As the men fight to lead the news agenda with these different versions of heroic masculinity, the women are consistently shown weeping. Weeping for their children buried under the rubble. Weeping for the sons, lost on the battlefield in the Ukraine, that they risk life and limb to find and bury.

In our own patch, we could add weeping for yet another young woman murdered while walking home at night by a man misusing his power. More and more young women are standing up to demand change —only to discover they are all the more vulnerable for asking.

Maybe we should step into the future, and look back at this palette of images nestling against each other, on the front pages of newspapers and all over the internet. Doing so might help us see some progressive direction, in what for now can only be spoken of in confusion and pain. Could men evolve their own sense of what it means to be masculine by developing their heroism within a much more “fluid” landscape of actions, as Sam Smith - but also many others, in different ways - describes? 

Will women confidently own the feminisation of public space, granting themselves more agency within the new sphere they have built? Rather than compete for power in the old male structures, are there new ways to keep opening up the space of society for more diversity rather than less? Can they develop a womb energy - regeneration, incubation, visualisation - without excluding any male refugees from masculinity as they do?

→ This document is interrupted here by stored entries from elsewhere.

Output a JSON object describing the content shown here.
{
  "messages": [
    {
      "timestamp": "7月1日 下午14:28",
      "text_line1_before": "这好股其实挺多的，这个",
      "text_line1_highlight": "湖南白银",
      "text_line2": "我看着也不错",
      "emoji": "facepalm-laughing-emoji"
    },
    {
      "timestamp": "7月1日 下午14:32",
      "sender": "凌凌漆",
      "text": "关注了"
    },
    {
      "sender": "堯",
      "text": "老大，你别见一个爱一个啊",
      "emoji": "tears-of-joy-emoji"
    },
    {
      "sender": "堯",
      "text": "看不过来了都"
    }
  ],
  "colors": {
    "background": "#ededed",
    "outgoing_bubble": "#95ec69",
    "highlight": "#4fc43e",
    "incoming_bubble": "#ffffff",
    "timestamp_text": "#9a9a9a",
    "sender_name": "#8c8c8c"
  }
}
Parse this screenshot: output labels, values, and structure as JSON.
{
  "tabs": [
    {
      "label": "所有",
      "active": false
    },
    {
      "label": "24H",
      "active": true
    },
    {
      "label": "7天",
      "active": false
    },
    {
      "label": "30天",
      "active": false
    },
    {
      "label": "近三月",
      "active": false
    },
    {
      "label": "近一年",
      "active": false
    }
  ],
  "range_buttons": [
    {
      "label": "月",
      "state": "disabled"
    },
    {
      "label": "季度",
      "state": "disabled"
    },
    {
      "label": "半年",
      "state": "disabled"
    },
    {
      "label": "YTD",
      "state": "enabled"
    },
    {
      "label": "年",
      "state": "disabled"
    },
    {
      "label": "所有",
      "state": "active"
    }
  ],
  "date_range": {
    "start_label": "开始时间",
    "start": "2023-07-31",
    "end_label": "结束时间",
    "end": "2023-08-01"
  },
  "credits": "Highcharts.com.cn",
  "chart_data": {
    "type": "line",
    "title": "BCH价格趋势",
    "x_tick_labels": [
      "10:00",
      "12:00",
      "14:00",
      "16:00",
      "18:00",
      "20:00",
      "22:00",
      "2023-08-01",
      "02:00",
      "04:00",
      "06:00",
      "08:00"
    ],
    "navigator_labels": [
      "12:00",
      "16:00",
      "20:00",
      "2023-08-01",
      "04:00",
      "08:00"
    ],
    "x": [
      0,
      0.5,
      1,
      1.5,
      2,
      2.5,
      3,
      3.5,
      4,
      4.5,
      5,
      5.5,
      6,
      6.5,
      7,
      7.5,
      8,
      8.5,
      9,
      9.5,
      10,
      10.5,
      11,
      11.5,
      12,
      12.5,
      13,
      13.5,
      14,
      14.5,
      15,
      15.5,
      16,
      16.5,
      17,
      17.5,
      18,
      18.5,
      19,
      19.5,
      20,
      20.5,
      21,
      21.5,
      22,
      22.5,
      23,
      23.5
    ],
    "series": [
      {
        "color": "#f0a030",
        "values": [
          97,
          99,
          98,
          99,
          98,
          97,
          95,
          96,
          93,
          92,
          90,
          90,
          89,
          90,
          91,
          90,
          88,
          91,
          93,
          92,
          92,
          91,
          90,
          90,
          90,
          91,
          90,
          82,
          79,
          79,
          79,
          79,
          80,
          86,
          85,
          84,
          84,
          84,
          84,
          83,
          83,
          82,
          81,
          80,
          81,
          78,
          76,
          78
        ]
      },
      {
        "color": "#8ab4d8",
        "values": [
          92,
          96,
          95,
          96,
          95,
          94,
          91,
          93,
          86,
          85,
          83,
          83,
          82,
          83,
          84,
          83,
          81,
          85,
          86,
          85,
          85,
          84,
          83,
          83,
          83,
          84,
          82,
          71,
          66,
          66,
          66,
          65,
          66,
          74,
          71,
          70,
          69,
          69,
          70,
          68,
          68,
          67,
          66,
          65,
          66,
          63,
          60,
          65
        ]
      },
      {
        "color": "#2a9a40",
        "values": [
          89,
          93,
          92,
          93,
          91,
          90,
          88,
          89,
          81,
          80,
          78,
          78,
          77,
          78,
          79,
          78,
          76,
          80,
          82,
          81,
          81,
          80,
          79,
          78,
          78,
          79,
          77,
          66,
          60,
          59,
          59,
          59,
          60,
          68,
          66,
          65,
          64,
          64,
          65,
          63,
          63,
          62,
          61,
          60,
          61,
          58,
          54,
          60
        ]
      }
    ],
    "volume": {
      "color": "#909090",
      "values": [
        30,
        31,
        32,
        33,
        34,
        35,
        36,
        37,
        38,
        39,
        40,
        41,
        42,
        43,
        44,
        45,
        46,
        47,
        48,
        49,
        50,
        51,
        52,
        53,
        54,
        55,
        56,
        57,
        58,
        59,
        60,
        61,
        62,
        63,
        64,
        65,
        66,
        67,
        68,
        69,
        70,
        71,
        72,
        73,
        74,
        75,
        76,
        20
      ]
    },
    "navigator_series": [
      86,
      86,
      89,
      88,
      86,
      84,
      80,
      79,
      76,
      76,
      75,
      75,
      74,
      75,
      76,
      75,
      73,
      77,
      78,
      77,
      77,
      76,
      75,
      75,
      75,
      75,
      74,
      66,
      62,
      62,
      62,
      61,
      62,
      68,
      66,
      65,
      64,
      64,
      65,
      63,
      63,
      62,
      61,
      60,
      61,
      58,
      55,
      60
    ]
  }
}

Waking up and moving forward into the future makes this less about a war to win, and more about an evolution driven by compassion and courage. Less the polycrisis or the chasm, more, as AG Co-initiator Pat Kane writes, the play space for progress. We try to define the right language or terms of debate by which we can contain these gender disruptions. But long before we do that, couldn’t we enjoy and revel in a kind of imagery that can prepare us for more beauty and play in our public space? 

We should welcome each demand for the right to be uniquely oneself as a sign of life in the wreckage. We should see each new creative leap not as a threat to the old ways, but as a miracle of recovery, transforming our lives together.